Too slow with CVMFS reference data

Does a job using CVMFS take a long time? I implemented CVMFS configuration on my local galaxy with reference to https://galaxyproject.org/admin/reference-data-repo/ Then I executed bwa job for test using hg38, but it is still running after about 6 hours. Smaller one such as dm3 finished but it took about 50 minutes. It seems to be slow for the size of the data. In both cases, input data is the same, paired-end fasq filest about 400MB each and the second run with dm3 finished less than a minute.
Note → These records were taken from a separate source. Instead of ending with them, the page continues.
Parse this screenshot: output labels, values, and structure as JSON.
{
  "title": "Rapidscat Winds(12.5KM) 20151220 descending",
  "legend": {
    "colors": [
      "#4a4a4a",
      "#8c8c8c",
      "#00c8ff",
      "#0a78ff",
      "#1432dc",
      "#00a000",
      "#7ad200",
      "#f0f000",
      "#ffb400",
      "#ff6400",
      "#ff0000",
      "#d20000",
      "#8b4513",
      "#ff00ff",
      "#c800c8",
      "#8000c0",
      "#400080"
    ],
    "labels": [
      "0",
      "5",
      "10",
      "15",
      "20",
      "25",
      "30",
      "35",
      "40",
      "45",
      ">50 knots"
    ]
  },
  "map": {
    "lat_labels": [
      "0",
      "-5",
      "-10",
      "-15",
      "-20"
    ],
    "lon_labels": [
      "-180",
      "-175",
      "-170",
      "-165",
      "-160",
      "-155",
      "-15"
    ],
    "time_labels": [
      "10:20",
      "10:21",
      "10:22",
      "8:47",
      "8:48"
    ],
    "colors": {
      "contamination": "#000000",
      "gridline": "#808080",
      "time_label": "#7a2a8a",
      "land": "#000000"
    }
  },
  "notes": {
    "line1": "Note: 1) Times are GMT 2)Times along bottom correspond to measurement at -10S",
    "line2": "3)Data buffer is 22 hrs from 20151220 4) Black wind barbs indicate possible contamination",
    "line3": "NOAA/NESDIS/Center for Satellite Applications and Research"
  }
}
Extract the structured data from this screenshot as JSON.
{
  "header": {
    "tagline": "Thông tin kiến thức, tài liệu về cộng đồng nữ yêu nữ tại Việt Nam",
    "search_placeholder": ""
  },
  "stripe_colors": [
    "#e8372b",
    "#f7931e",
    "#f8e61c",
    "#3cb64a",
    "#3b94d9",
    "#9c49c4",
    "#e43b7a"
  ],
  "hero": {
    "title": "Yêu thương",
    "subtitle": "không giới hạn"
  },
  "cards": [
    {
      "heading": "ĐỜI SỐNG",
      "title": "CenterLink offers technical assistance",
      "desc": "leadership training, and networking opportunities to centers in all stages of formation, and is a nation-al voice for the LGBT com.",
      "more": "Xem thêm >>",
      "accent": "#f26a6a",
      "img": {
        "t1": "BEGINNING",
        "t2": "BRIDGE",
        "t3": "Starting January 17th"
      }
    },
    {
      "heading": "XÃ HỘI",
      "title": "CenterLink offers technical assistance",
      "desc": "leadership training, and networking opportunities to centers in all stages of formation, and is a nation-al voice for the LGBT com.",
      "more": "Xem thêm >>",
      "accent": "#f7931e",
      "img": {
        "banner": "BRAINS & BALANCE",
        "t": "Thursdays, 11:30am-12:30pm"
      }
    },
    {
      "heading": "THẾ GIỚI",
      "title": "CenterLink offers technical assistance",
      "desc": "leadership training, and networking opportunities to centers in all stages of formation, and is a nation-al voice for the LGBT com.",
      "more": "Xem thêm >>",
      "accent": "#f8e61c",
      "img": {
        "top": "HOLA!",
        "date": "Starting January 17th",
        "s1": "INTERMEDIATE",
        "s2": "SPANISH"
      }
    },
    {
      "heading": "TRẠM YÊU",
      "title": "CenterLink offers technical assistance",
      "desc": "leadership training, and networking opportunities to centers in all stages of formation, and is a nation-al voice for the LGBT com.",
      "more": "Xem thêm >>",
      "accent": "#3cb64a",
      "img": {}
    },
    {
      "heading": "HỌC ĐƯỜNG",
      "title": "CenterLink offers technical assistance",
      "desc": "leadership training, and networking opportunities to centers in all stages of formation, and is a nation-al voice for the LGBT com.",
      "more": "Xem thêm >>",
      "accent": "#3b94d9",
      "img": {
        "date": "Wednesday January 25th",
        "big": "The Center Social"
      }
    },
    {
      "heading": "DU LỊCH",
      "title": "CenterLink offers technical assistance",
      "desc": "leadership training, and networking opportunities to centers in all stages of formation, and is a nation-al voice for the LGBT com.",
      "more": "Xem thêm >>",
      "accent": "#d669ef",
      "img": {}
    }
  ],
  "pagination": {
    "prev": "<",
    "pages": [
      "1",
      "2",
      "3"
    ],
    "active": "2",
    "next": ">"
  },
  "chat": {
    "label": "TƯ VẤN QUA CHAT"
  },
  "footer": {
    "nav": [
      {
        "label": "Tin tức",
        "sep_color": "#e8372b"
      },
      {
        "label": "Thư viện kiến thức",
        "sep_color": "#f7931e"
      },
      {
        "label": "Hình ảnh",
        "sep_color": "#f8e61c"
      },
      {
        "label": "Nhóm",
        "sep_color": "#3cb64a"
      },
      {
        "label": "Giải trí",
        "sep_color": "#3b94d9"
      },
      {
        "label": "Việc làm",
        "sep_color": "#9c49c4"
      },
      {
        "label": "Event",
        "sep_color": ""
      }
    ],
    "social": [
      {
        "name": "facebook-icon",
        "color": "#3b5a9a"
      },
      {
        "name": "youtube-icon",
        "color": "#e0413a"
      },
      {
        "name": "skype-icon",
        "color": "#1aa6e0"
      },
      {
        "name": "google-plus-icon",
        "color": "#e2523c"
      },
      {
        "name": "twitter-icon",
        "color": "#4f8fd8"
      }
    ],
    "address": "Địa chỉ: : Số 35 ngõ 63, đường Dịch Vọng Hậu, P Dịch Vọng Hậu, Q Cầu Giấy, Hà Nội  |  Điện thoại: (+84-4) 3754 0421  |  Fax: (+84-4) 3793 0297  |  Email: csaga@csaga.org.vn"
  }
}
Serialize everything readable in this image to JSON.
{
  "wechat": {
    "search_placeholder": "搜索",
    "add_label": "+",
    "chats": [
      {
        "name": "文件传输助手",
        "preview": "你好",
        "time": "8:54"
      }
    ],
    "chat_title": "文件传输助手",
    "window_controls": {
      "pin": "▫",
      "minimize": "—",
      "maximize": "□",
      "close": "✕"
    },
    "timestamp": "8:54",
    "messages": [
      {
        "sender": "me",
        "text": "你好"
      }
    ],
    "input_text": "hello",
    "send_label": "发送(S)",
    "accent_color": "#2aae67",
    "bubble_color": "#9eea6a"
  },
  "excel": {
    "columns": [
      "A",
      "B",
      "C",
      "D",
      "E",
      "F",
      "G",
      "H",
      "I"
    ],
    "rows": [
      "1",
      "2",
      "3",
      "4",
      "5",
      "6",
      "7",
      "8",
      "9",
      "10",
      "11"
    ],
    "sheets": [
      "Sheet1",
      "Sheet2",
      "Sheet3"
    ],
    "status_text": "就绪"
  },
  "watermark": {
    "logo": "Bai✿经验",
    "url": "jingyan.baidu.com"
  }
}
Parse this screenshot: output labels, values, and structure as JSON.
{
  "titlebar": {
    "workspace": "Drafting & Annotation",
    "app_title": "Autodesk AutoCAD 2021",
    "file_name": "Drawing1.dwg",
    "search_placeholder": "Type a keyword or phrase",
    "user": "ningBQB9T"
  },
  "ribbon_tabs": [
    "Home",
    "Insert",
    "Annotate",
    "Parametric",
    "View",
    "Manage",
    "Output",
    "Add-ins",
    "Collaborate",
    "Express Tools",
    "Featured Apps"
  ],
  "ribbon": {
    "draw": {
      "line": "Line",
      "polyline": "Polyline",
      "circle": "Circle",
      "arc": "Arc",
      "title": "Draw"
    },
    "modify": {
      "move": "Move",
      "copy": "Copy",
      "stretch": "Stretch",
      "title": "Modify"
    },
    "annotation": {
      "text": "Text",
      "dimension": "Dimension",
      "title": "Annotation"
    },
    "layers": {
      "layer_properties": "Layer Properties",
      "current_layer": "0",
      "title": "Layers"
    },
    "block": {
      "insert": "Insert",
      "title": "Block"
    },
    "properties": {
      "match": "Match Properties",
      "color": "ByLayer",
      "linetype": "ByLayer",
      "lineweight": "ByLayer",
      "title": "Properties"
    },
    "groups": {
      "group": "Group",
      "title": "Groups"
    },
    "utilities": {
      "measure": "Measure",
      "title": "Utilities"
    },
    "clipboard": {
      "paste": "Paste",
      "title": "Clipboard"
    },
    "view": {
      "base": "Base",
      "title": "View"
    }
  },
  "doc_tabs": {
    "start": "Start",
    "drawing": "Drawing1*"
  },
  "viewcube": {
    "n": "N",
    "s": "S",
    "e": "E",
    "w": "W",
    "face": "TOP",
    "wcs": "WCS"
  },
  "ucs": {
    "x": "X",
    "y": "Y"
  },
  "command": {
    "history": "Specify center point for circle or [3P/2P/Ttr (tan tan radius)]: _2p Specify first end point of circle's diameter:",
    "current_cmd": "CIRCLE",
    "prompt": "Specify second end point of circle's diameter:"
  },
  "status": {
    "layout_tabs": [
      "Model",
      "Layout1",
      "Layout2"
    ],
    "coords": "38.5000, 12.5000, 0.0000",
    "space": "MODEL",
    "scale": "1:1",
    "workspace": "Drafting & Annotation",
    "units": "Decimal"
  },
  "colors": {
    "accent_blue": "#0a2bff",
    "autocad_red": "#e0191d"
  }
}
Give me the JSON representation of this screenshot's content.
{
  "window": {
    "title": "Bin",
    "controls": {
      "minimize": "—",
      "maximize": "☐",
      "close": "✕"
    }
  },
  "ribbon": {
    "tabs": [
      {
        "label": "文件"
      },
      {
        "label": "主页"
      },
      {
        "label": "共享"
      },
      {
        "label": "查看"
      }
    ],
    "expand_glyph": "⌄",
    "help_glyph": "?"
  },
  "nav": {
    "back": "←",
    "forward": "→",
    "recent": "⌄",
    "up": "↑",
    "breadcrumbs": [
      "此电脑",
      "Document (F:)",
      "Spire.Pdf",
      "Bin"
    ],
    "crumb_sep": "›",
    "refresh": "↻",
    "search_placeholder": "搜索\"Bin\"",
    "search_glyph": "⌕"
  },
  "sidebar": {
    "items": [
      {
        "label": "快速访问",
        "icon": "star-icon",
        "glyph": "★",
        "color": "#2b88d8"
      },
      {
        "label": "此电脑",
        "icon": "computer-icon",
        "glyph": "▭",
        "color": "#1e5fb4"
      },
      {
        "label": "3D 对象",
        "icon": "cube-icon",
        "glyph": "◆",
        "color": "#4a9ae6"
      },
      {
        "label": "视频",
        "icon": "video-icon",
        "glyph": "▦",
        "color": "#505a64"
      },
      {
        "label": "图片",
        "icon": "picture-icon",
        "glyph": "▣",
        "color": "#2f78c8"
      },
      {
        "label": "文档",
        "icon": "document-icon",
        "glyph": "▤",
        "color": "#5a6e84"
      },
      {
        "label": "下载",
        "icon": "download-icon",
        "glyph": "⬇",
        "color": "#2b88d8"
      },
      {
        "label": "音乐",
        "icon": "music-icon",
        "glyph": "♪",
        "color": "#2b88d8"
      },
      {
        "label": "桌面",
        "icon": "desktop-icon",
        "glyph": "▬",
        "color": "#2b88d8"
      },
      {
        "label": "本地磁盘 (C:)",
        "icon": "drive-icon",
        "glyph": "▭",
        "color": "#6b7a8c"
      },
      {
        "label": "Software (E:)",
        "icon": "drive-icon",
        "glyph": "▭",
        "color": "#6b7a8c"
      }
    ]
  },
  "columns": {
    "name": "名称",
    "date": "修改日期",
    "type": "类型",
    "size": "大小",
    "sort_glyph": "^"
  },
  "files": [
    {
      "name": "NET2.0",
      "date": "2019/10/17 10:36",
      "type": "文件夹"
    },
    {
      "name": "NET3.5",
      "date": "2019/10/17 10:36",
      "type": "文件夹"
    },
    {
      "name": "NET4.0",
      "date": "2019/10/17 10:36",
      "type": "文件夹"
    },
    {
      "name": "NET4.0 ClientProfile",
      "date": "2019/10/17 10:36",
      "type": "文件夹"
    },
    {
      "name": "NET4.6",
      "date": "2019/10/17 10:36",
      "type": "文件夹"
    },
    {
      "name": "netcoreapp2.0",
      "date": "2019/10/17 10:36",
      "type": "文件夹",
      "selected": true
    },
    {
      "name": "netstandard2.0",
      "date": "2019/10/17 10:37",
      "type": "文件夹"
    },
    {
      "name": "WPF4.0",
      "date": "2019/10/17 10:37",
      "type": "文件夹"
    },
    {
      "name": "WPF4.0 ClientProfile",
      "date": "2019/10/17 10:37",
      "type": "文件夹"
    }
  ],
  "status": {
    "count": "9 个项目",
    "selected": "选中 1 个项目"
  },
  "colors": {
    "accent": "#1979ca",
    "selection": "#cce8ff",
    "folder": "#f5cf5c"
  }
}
I think it’s not a problem of our network because downloading data from other sites, such as UCSC chromosome data, comes out to 2-3MB/s. I would like to know if the galaxy with CVMFS performance is normal, and if there is a setting that would improve performance.

Thank you,
Yukie

1 Like

What have you set as your cache size for cvmfs? This can affect production loads.

1 Like

Which Stratum 1 was selected and the connection speed to that stratum 1 would also make a major difference. If you’re going to make heavy use of the CVMFS repo it’s recommended to at least run a local squid cache if not a full stratum 1 (which can be private to you).

1 Like

Hi @hexylena ,

I set CVMFS_QUOTA_LIMIT=“100000”. I would like to avoid re-downloading once downloaded as much as possible. Is it too large?

Thanks,
Yukie

Hi @nate ,

Thank you for telling me about the squid. I don’t use it that much now, but I’ll try when I need it.

Thanks,
Yukie

Follow-up comment. I tried to change Stratum1 server and it led to improved performance. Bwa job with same input files and dm3 finished less than 10 minutes. Thanks for the advice, both of you.

Best,
Yukie